New law makes it harder for teachers fired for sexual assault on students to return to classroom

Yomiuri Shimbun file photo
The lower house of the Diet passes a law for the prevention of sexual violence by teachers against students on May 2021. It took effect on Friday.

A law aimed at preventing sexual assault by teachers on students came into force Friday, making it extremely difficult for offenders who lost their teaching licenses to ever return to the classroom.

A stricter screening process — the main pillar of the new law — for disciplined teachers looking to regain their licenses will likely start as early as spring 2025.

“We are addressing the issue with a firm determination to prevent students from becoming victims of sexual assault,” Education, Culture, Sports, Science and Technology Minister Shinsuke Suematsu emphasized at a press conference after Friday’s Cabinet meeting.

Behind the enactment of the law is a continuously high number of incidences. According to the education ministry, the number of teachers at public elementary, junior high, high schools and other schools disciplined for indecent acts or sexual harassment has topped 200 for eight consecutive years through the 2020 school year.

The new law stipulates the establishment by each prefectural board of education of a screening board of specialists who will determine whether or not former teachers who lost their licenses as a penalty for indecent acts will be reissued with them. Up to now, teachers who were fired and had their licenses revoked due to sexual assault on students could reacquire them after three years.
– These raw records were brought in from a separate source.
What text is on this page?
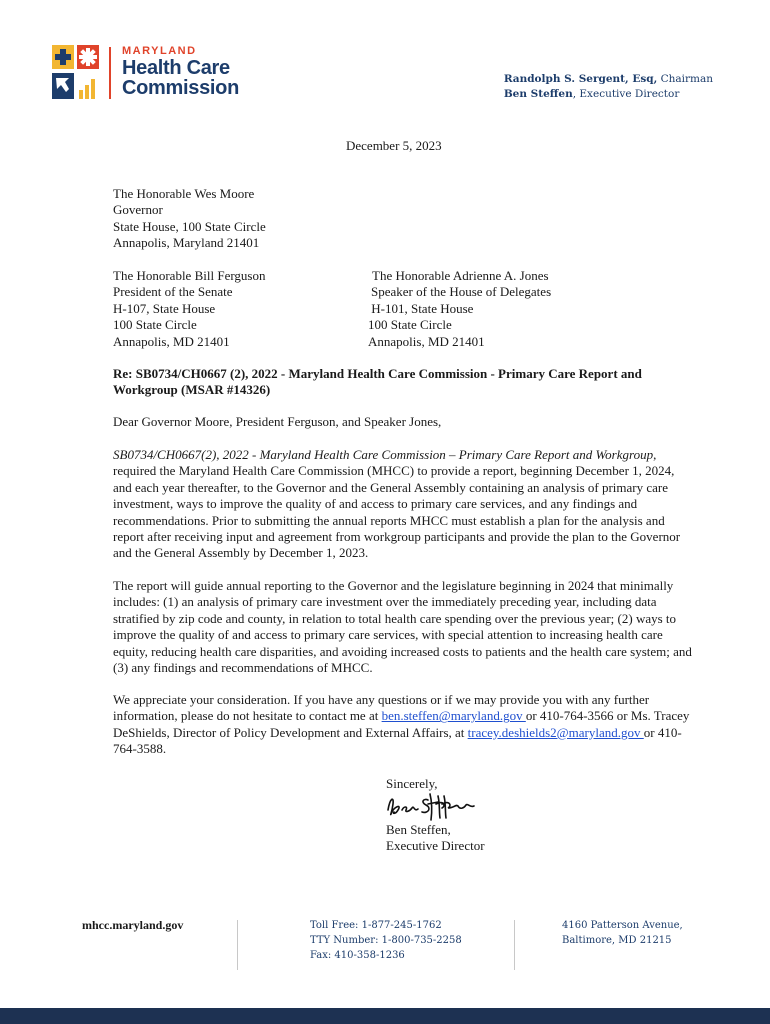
MARYLAND
Health Care
Commission	Randolph S. Sergent, Esq, Chairman
Ben Steffen, Executive Director
December 5, 2023
The Honorable Wes Moore
Governor
State House, 100 State Circle
Annapolis, Maryland 21401
The Honorable Bill Ferguson
President of the Senate
H-107, State House
100 State Circle
Annapolis, MD 21401
The Honorable Adrienne A. Jones
Speaker of the House of Delegates
H-101, State House
100 State Circle
Annapolis, MD 21401
Re: SB0734/CH0667 (2), 2022 - Maryland Health Care Commission - Primary Care Report and Workgroup (MSAR #14326)
Dear Governor Moore, President Ferguson, and Speaker Jones,
SB0734/CH0667(2), 2022 - Maryland Health Care Commission – Primary Care Report and Workgroup, required the Maryland Health Care Commission (MHCC) to provide a report, beginning December 1, 2024, and each year thereafter, to the Governor and the General Assembly containing an analysis of primary care investment, ways to improve the quality of and access to primary care services, and any findings and recommendations. Prior to submitting the annual reports MHCC must establish a plan for the analysis and report after receiving input and agreement from workgroup participants and provide the plan to the Governor and the General Assembly by December 1, 2023.
The report will guide annual reporting to the Governor and the legislature beginning in 2024 that minimally includes: (1) an analysis of primary care investment over the immediately preceding year, including data stratified by zip code and county, in relation to total health care spending over the previous year; (2) ways to improve the quality of and access to primary care services, with special attention to increasing health care equity, reducing health care disparities, and avoiding increased costs to patients and the health care system; and (3) any findings and recommendations of MHCC.
We appreciate your consideration. If you have any questions or if we may provide you with any further information, please do not hesitate to contact me at ben.steffen@maryland.gov or 410-764-3566 or Ms. Tracey DeShields, Director of Policy Development and External Affairs, at tracey.deshields2@maryland.gov or 410-764-3588.
Sincerely,
Ben Steffen,
Executive Director
mhcc.maryland.gov	Toll Free: 1-877-245-1762
TTY Number: 1-800-735-2258
Fax: 410-358-1236
4160 Patterson Avenue,
Baltimore, MD 21215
Because the screening system applies to those whose licenses are revoked after the new law is enacted, it is expected to be put in place sometime in the 2025 school year or later.

Under the new law, those who wish to have their licenses reissued will be required to bear the burden of proof that they will never commit sexual violence again. They will be required to submit a medical report from a doctor and proof of rehabilitation. The screening board must in principle be unanimous in its decision on approving or denying the reissuance.

In addition, the government’s fundamental guidelines based on the law stipulate that if a teacher again commits an indecent act after reacquiring their license, people who hire or appoint the teacher “may be held liable for compensation for damages.”

Victims group hopeful

A civic group serving as a nationwide liaison office for victims of school harassment welcomed the new law, and stressed the importance of improving guidance and training for future teachers in preventing assaults.

“We’re hopeful that the new law will work as a deterrent,” Masako Gunji, 53, who co-chairs the group, said at a press conference in Tokyo on Friday. “Teachers need to know how the victims are suffering, including the psychological and physical damage that remains and the trauma they went through.”

Tokyo photographer Ikuko Ishida, who was sexually abused by a junior high school teacher about 30 years ago, expressed her hopes for the new law’s effect at a press conference in Tokyo on the same day.

“Sexual violence by teachers has been around for a long time, but it has been overlooked,” the 44-year-old Ishida said. “The law’s enactment sends a big message to society.”

Asked about the response when a child claims to be a victim, she said, “The method of investigating teachers who commit sexual assault is slipshod and does not always result in disciplinary firings. I hope boards of education will genuinely address these cases.”